Nur Yuwono mengaku menemukan banyak kasus erosi dan sedimentasi beberapa pelabuhan di Indonesia. Ia mencontohkan pelabuhan Pulau Baai Bengkulu yang dibangun tahun 1982 yang saat ini kolam pelabuhannya mengalami sedimentasi parah sebesar 600.000 m3per tahun. “Saat ini tidak dapat dipergunakan lagi,” katanya.
Lalu, pelabuhan ikan Tanjung Adikarto di Kulonprogo, kata Nur Yowono, juga mengalami sedimentasi parah, dengan yang sedimentasi sebesar 731.000 m3 per tahun dari arah barat dan 1.024.300 m3 per tahun dari arah timur.
Untuk mengatasi sedimentasi dan erosi dari struktur pantai selama ini mengandalkan pemecah gelombang, namun konsep tersebut belum sepenuhnya diterima pemda karena biaya pengoperasian dan pemeliharaan yang relatif mahal. Apalagi, tidak ada peraturan untuk mendukung metode “sand by passing” tersebut, “Beberapa peraturan justru melemahkan metode ini,” katanya.
Prof.
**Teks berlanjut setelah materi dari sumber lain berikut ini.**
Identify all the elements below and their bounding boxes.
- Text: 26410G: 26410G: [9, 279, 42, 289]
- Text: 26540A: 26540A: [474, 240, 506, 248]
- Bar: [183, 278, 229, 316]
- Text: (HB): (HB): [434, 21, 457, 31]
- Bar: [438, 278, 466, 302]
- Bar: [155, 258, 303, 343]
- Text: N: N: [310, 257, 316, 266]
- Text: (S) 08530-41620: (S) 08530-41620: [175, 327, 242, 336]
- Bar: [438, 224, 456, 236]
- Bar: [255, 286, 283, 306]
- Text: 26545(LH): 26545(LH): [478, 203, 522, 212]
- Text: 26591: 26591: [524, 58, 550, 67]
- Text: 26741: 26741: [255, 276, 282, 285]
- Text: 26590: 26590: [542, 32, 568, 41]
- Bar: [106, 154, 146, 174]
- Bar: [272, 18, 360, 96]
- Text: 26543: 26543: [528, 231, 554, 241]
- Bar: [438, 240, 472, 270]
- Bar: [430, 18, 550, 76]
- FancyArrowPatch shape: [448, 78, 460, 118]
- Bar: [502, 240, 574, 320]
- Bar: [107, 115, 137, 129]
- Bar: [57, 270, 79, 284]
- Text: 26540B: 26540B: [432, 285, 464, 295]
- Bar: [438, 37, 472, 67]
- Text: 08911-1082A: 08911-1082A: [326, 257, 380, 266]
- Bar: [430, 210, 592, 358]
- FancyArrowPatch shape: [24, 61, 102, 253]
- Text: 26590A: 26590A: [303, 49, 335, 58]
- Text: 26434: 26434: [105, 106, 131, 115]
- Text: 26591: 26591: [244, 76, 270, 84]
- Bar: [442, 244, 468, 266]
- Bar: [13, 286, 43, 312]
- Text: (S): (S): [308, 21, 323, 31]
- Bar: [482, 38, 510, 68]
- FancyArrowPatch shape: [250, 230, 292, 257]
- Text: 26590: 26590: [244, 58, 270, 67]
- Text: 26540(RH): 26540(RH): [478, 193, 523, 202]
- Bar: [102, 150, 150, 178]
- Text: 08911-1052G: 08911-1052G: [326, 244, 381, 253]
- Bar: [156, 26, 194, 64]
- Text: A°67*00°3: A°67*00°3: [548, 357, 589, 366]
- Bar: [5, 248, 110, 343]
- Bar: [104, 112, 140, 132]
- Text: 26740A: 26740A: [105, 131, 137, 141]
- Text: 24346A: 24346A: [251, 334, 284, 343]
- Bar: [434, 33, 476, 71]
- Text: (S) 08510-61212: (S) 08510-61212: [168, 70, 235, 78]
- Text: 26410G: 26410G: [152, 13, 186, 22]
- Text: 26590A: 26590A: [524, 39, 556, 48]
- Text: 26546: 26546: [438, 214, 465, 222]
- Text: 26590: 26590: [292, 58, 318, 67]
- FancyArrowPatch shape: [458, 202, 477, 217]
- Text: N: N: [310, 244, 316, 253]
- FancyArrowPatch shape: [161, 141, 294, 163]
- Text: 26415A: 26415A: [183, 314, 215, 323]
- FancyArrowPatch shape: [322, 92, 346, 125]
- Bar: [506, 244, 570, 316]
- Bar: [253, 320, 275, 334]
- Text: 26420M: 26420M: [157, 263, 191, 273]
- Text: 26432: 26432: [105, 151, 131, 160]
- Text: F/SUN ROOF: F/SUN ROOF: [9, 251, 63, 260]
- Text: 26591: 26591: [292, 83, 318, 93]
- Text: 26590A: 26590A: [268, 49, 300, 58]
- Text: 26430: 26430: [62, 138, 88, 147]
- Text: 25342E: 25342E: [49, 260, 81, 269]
Radianta Triatmaja mengatakan desain pemecah gelombang sangat mahal, bahkan desainnya memengaruhi dalam hal kapasitas layanan, efisiensi, serta biaya operasi dan pemeliharaan pelabuhan. Oleh karena itu, keberadaan pemecah gelombang dalam perencanaan pelabuhan harus dipertimbangkan secara serius untuk mengoptimalkan biaya pengelolaan pelabuhan. “Untuk berfungsi optimal, diperlukan desain, konstruksi, dan pemeliharaan pemecah gelombang yang tepat,” katanya.
Sementara Franz Horberg dalam sesi diskusi memaparkan pentingnya memahami keberlanjutan sebuah pelabuhan agar dapat beroperasional dalam jangka panjang dengan memperhatikan analisis permintaan pelabuhan, perencanaan fasilitas, kebutuhan investasi, analisis finansial, perencanaan bisnis dan strategi, optimasi operasi, serta pengaturan kelembagaan di pelabuhan. (Humas UGM/Gusti Grehenson)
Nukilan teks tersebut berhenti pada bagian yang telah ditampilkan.